Tuesday, August 21, 2007

The Darkness - XBOX360/PS3

Following on from the criminally overlooked ‘Chronicles of Riddick’, Starbreeze present this heart warming tale of a boy and his demon squid monster.

On his 21st birthday, Jackie Estacado finds out that he’s being just been put at the top of a mafia hit list, whilst an ancient family curse forces him to be host to “The Darkness”, a creature that provides Jackie with the means to survive, but with plans of its own. The game begins like a typical FPS, quickly shifting into something far more unusual as the Darkness comes to Jackie’s aid in gruesome style. As the game progresses, the player seeks to protect Jackie from the mob whilst he must keep the Darkness at bay within.

It's not just the demonic powers that set this title apart: there are fantastic characters and storytelling, giving a powerful, cinematic experience. Strangely for a game that is so strongly focused on the narrative, side quests are available which often involve you deviating from your main arc. I say strangely simply because the game has an immaculate sense of tension, it does feel like Jackie is being hunted from all sides, yet he's more than happy to help a man get his harmonica back. They are a welcome diversion nonetheless, but could do with better integration into the storyline. They're not quite as frustrating as the recent "Oblivion" whereby the player could ignore the demon invasion for seemingly months on end without any negative repercussions, as those in The Darkness generally don't divert the player for as long.

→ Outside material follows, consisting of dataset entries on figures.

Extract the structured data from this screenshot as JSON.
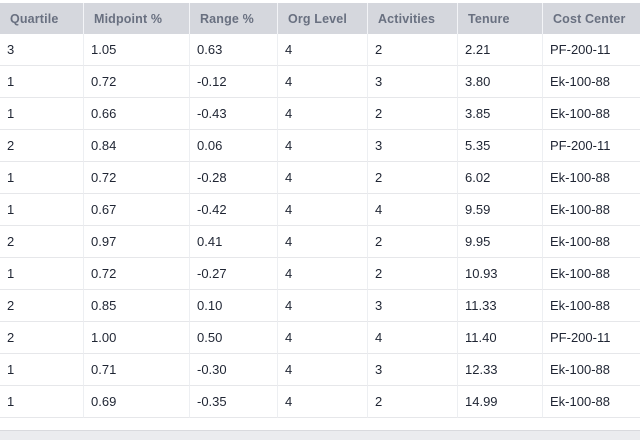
{
  "table": {
    "columns": [
      "Quartile",
      "Midpoint %",
      "Range %",
      "Org Level",
      "Activities",
      "Tenure",
      "Cost Center"
    ],
    "rows": [
      [
        "3",
        "1.05",
        "0.63",
        "4",
        "2",
        "2.21",
        "PF-200-11"
      ],
      [
        "1",
        "0.72",
        "-0.12",
        "4",
        "3",
        "3.80",
        "Ek-100-88"
      ],
      [
        "1",
        "0.66",
        "-0.43",
        "4",
        "2",
        "3.85",
        "Ek-100-88"
      ],
      [
        "2",
        "0.84",
        "0.06",
        "4",
        "3",
        "5.35",
        "PF-200-11"
      ],
      [
        "1",
        "0.72",
        "-0.28",
        "4",
        "2",
        "6.02",
        "Ek-100-88"
      ],
      [
        "1",
        "0.67",
        "-0.42",
        "4",
        "4",
        "9.59",
        "Ek-100-88"
      ],
      [
        "2",
        "0.97",
        "0.41",
        "4",
        "2",
        "9.95",
        "Ek-100-88"
      ],
      [
        "1",
        "0.72",
        "-0.27",
        "4",
        "2",
        "10.93",
        "Ek-100-88"
      ],
      [
        "2",
        "0.85",
        "0.10",
        "4",
        "3",
        "11.33",
        "Ek-100-88"
      ],
      [
        "2",
        "1.00",
        "0.50",
        "4",
        "4",
        "11.40",
        "PF-200-11"
      ],
      [
        "1",
        "0.71",
        "-0.30",
        "4",
        "3",
        "12.33",
        "Ek-100-88"
      ],
      [
        "1",
        "0.69",
        "-0.35",
        "4",
        "2",
        "14.99",
        "Ek-100-88"
      ]
    ]
  },
  "colors": {
    "header_bg": "#d5d7dd",
    "header_text": "#697080",
    "body_text": "#1f2533",
    "row_divider": "#e6e7ea",
    "column_divider": "#edeff2",
    "footer_bg": "#ebecef"
  }
}
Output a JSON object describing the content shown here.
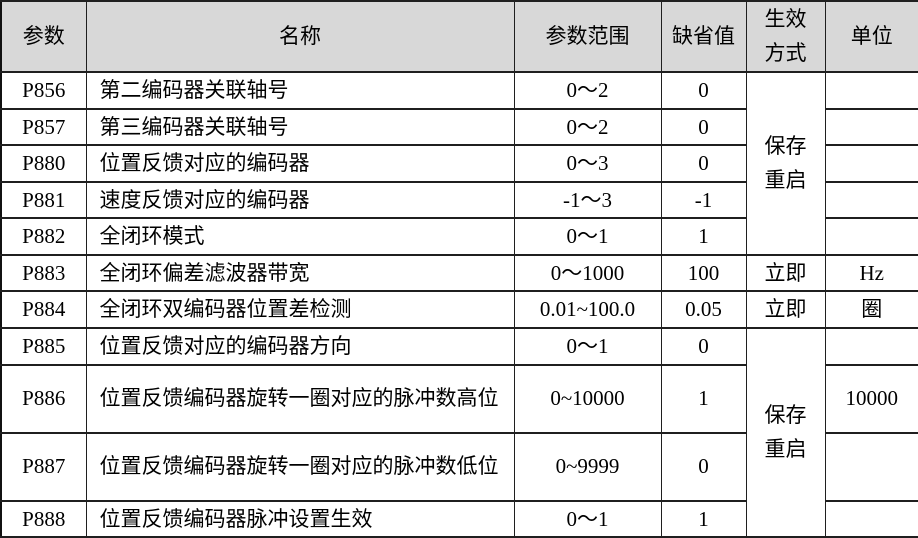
{
  "colors": {
    "header_bg": "#d8d8d8",
    "border": "#1f1f1f",
    "text": "#000000",
    "background": "#ffffff"
  },
  "table": {
    "headers": {
      "param": "参数",
      "name": "名称",
      "range": "参数范围",
      "default": "缺省值",
      "effect": "生效方式",
      "unit": "单位"
    },
    "rows": [
      {
        "param": "P856",
        "name": "第二编码器关联轴号",
        "range": "0～2",
        "default": "0",
        "effect": {
          "label": "保存重启",
          "rowspan": 5
        },
        "unit": ""
      },
      {
        "param": "P857",
        "name": "第三编码器关联轴号",
        "range": "0～2",
        "default": "0",
        "effect": null,
        "unit": ""
      },
      {
        "param": "P880",
        "name": "位置反馈对应的编码器",
        "range": "0～3",
        "default": "0",
        "effect": null,
        "unit": ""
      },
      {
        "param": "P881",
        "name": "速度反馈对应的编码器",
        "range": "-1～3",
        "default": "-1",
        "effect": null,
        "unit": ""
      },
      {
        "param": "P882",
        "name": "全闭环模式",
        "range": "0～1",
        "default": "1",
        "effect": null,
        "unit": ""
      },
      {
        "param": "P883",
        "name": "全闭环偏差滤波器带宽",
        "range": "0～1000",
        "default": "100",
        "effect": {
          "label": "立即",
          "rowspan": 1
        },
        "unit": "Hz"
      },
      {
        "param": "P884",
        "name": "全闭环双编码器位置差检测",
        "range": "0.01~100.0",
        "default": "0.05",
        "effect": {
          "label": "立即",
          "rowspan": 1
        },
        "unit": "圈"
      },
      {
        "param": "P885",
        "name": "位置反馈对应的编码器方向",
        "range": "0～1",
        "default": "0",
        "effect": {
          "label": "保存重启",
          "rowspan": 4
        },
        "unit": ""
      },
      {
        "param": "P886",
        "name": "位置反馈编码器旋转一圈对应的脉冲数高位",
        "range": "0~10000",
        "default": "1",
        "effect": null,
        "unit": "10000"
      },
      {
        "param": "P887",
        "name": "位置反馈编码器旋转一圈对应的脉冲数低位",
        "range": "0~9999",
        "default": "0",
        "effect": null,
        "unit": ""
      },
      {
        "param": "P888",
        "name": "位置反馈编码器脉冲设置生效",
        "range": "0～1",
        "default": "1",
        "effect": null,
        "unit": ""
      }
    ]
  }
}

Another strange but welcome diversion is in the use of televisions throughout the game, showing real TV shows and films. At one point, near the start, the character is invited to sit with his girlfriend and watch To Kill A Mockingbird. Not entirely sure if it was the whole film, but I got 10 minutes into it, which in itself is impressive. Despite this, one wonders whether the disk space could have been used more productively, given the game is only around seven hours, even on hard mode.

Speaking of which, Hard Mode is the only mode to play the game on for a challenge. Though it begins as a very hard game, the enemies never really become more powerful, whereas Jackie does. As he embraces the Darkness, he gains powers such as a tendril that can lift and throw cars as well the ability to summon a black hole, which can even bring down helicopters. This imbalance makes the last part of the game difficult to rate, though some will relish becoming the monster, as the enemies cower in fear.

The powers are fueled in two ways; through hiding in the dark and eating hearts of fallen enemies. The first provides a strange twist to the stealth genre, with Jackie having to create shadows as he progresses by breaking the lights out, the dark provides him with both cover and firepower. The latter allows Jackie to 'level up' in a sense, increasing the strength of the abilities used. This is done through a brutally gruesome animation, where the snake like heads of the Darkness rip into corpses and fight over the heart meat. It seems unnecessary after a while, but it adds a lot of character to the demon.

As well as these powers, Jackie can also summon minions called "Darklings", gibbering little goblin creatures that have a variety of applications and powers. Though they are a nice idea, they aren't very well implemented, very often they do not obey commands and wander off to do their own thing elsewhere. Whether this is a cigarette break or they just have no attention span is never explained, but one can only assume that this wasn't intentional in the programming.

The Darklings make a slightly better impression in the multiplayer mode, where players can shift between forms of human and darkling, the latter being unarmed but able to pounce and crawl along ceilings. In many respects, it's similar to Alien Vs Predator, but without the erm... Predator. Sadly, although it's a nice idea, the implementation is dreadful. If a patch was released after I played it, this section may warrant a re-evaluation.

Overall, the Darkness is a fine example of what a single player experience can provide. Though it lacks length, the narrative rarely slows down and has both depth and heart (not just the edible variety). Though the multiplayer is weak, and some more freedom would have helped it, it's difficult to resist the *ahem* dark side.